As for soft caps, what is the functional difference between a soft cap and the billing warnings they already have?
Also, their claim on s3 is "we don't lose objects". Destroying objects because of billing would utterly undermine that claim.
> If your payment methods gets declined I'm prepared to bet Amazon don't just let all your services continue running indefinitely because shutting them down automatically is too hard of a problem for them to solve.
AWS does not destroy your services because of late payment. Source: we've just been in late payment.
Are you serious? This would mean Azure is not fit for business:
https://docs.microsoft.com/en-us/azure/billing/billing-spend...
When your usage results in charges that exhaust the monthly amounts included in your offer, the services that you deployed are disabled for the rest of that billing month. For example, Cloud Services that you deployed are removed from production and your Azure virtual machines are stopped and de-allocated. To prevent your services from being disabled, you can choose to remove your spending limit. When your services are disabled, the data in your storage accounts and databases are available in a read-only manner for administrators. At the beginning of the next billing month, if your offer includes credits over multiple months, your subscription will be re-enabled. Then you can redeploy your Cloud Services and have full access to your storage accounts and databases.

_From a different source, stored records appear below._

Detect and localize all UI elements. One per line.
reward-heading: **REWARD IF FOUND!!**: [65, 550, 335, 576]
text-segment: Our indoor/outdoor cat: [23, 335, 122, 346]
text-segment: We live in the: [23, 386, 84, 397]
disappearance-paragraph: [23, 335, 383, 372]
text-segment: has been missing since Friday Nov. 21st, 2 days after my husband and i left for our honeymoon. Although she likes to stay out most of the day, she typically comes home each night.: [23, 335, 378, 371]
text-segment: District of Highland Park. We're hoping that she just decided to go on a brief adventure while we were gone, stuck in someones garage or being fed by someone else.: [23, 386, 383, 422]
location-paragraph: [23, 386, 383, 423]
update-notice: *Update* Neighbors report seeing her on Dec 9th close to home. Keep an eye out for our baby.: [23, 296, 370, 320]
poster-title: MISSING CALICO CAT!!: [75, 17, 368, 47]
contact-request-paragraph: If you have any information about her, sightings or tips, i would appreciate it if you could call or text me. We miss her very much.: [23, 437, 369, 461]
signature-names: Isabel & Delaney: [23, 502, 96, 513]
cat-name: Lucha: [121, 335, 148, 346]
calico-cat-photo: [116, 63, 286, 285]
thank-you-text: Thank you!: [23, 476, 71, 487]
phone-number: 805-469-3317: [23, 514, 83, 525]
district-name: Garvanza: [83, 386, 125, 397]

The decision not to implement this in AWS has nothing to do with technical issues - they can all be solved in this way or another.
But this thread was initially about a dev running some experiments and getting a $200 unexpected bill. They would have been very happy with a $30 cap that just deleted everything. That functionality would be easy to build if they wanted to. But they don't. For other reasons, not because it's hard.
The thing I dont buy is Amazon claiming its too hard to build a cap. A cap that suits some people would be easy. What they really mean is... A simple hard cap is only useful to customers we dont care about because they dont pay us enough. An advanced cap with all the kinds of failover options and thresholds that a medium sized business might want is complex and the people who actually pay the big money (those we care about) don't actually want caps anyway.
That's an honest answer, I'd be happy if they formulated it this way. Fortunately, there are other cloud providers with billing cap implemented properly, and you don't hear horror stories about them (problems with spending too much on AWS are very common though).